Bua Loy: The Floating Thai Dessert You Should Know

Thailand's rich cuisine is world famous, thanks in part to deliberate effort on the part of the Thai government to promote dishes across the globe (via Splendid Table). However, authentic Thai food is more complex and nuanced than much of the standard fare you'll find in Europe or America.

As the Institute of Culinary Education explains, authentic Thai food has a unique take on flavor. While Thai cuisine varies significantly by region, an overarching theme is an emphasis on creating harmonious taste. Playing off influences from around the world, Thai food combines ingredients in unique ways to create dishes unlike anything you'll find elsewhere.

Thai food is based on five essential flavors: salty, sweet, sour, bitter, and spicy. Most authentic Thai dishes combine at least two of these flavors, allowing the tastes to play off each other. While desserts — which often feature native fruits like mango, lychee, banana, and coconut in addition to ingredients like tapioca and rice flour — may forgo the spicy flavors found in recipes like shrimp pad thai, they still employ the country's unique take on flavor to create a harmonious whole.

One such dessert is bua loy. As Thaitable.com explains, bua loy is made up of rice balls floating in coconut milk and delivers a sweet and salty flavor profile. This subtle dessert looks as charming as it tastes.

What is bua loy?

As C. Hawj Creations explains, bua loy is a traditional Thai dessert comprised of small, chewy, brightly-colored balls of glutinous rice flour floating in sweetened coconut milk. When served with poached egg, the desert is called bua loi kai wan — a traditional Thailand dish that must be tasted. 

Presentation is important in Thai cuisine, and bua loy makes quite a statement. While the colors seem artificial — and can be enhanced by food coloring — natural plants are all you need to create rainbow-hued rice balls. The pandan leaf, as an aromatic plant found in Southeast Asia, lends a bright green hue and vanilla flavor to bua loy dishes (via Healthline). Ube creates a joyful purple color, and butterfly pea flower turns rice balls a vibrant blue. For fuchsia, dragonfruit powder can be added to dough. However, there's no need to stop there: The simplicity of bua loy makes it ripe for experimentation, as it is a recipe that can be enhanced with different ingredients and flavor combinations.

How is bua loy made?

Thai cooking blog C. Hawj Creations insists bua loy is strikingly simple to make. Combine glutinous rice flour with hot water, flavorings, and some starch — either tapioca or starchy vegetables. Once you've formed a pliable dough, roll small balls and boil them in water until they float to the surface. Then, heat the coconut milk that's been in your pantry and add salt and palm sugar to create a syrupy broth. Add the rice balls to the broth and serve the dish hot. It's that easy.
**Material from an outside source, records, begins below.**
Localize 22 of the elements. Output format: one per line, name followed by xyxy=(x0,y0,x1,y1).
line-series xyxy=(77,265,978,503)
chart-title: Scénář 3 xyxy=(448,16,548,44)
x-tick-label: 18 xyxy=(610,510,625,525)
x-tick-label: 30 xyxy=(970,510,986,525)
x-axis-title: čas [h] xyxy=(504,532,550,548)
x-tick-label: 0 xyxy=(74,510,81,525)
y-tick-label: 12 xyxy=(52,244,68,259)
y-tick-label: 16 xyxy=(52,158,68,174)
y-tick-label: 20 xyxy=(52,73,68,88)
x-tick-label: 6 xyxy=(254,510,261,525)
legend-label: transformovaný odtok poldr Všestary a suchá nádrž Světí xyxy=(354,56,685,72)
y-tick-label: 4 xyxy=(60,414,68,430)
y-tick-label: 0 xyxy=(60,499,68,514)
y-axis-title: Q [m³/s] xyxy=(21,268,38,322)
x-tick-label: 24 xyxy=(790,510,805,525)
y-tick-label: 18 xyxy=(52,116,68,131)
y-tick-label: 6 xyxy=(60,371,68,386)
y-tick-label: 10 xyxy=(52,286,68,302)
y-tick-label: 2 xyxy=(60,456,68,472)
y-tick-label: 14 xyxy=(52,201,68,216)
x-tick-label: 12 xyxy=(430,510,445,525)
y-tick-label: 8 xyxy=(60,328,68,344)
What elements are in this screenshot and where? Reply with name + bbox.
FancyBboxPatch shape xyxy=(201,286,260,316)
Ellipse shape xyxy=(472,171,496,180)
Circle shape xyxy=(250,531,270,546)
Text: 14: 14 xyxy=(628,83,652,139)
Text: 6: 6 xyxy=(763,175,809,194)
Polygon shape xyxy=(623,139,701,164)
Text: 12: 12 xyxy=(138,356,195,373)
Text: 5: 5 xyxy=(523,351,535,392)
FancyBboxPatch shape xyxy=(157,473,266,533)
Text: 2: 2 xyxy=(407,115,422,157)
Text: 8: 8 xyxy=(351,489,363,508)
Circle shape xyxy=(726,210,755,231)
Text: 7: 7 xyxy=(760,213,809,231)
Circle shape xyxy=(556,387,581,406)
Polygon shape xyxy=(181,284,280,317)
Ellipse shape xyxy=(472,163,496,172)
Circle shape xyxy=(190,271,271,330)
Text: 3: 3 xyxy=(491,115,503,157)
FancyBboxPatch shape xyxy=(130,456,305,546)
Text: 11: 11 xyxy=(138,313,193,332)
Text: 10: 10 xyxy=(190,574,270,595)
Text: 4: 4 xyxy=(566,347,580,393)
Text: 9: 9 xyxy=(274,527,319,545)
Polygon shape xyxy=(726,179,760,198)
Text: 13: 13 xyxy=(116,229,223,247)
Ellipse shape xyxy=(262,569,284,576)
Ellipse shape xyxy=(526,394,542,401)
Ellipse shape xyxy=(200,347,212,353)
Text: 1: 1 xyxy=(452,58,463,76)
Be careful to avoid one crucial mistake, however: use the right kind of flour. Serious Eats notes that the recipe only works with glutinous rice flour, so double-check to make sure you're not using regular rice flour. According to MasterClass, glutinous rice flour is distinctly different from rice flour and makes a big difference in texture; glutinous rice flour has a chewy texture that gives dishes like mochi and bua loy their signature squish. Despite its name, glutinous rice flour doesn't actually contain gluten — instead, the name refers to its ability to mimic gluten's stickiness.

Bua loy and tub tim krob

Tub tim krob, which translates as "crispy rubies," might look similar to bua loy at first glance. Though both dishes feature gelatinous, brightly-colored balls floating in coconut milk, the desserts are distinctly different. According to Thai Table, Tub tim krob is made from pieces of water chestnut boiled in red syrup and coated with tapioca flour to form a gelatinous shell. The result is a refreshing dessert with a unique texture that is crunchy, yet chewy. In contrast to bua loy, which is often served hot, tub tim krob is typically served on ice.

Travel Food Atlas explains that these crispy rubies are sometimes added to ruam mit, a versatile Thai dessert also centered on iced coconut milk. Ruam mit doesn't have a set recipe, but it combines a hodgepodge of popular and traditional Thai ingredients. If you order a bowl of ruam mit, you may find ripe jackfruit, lotus root, sweet potato, or colorful tapioca noodles floating in your bowl.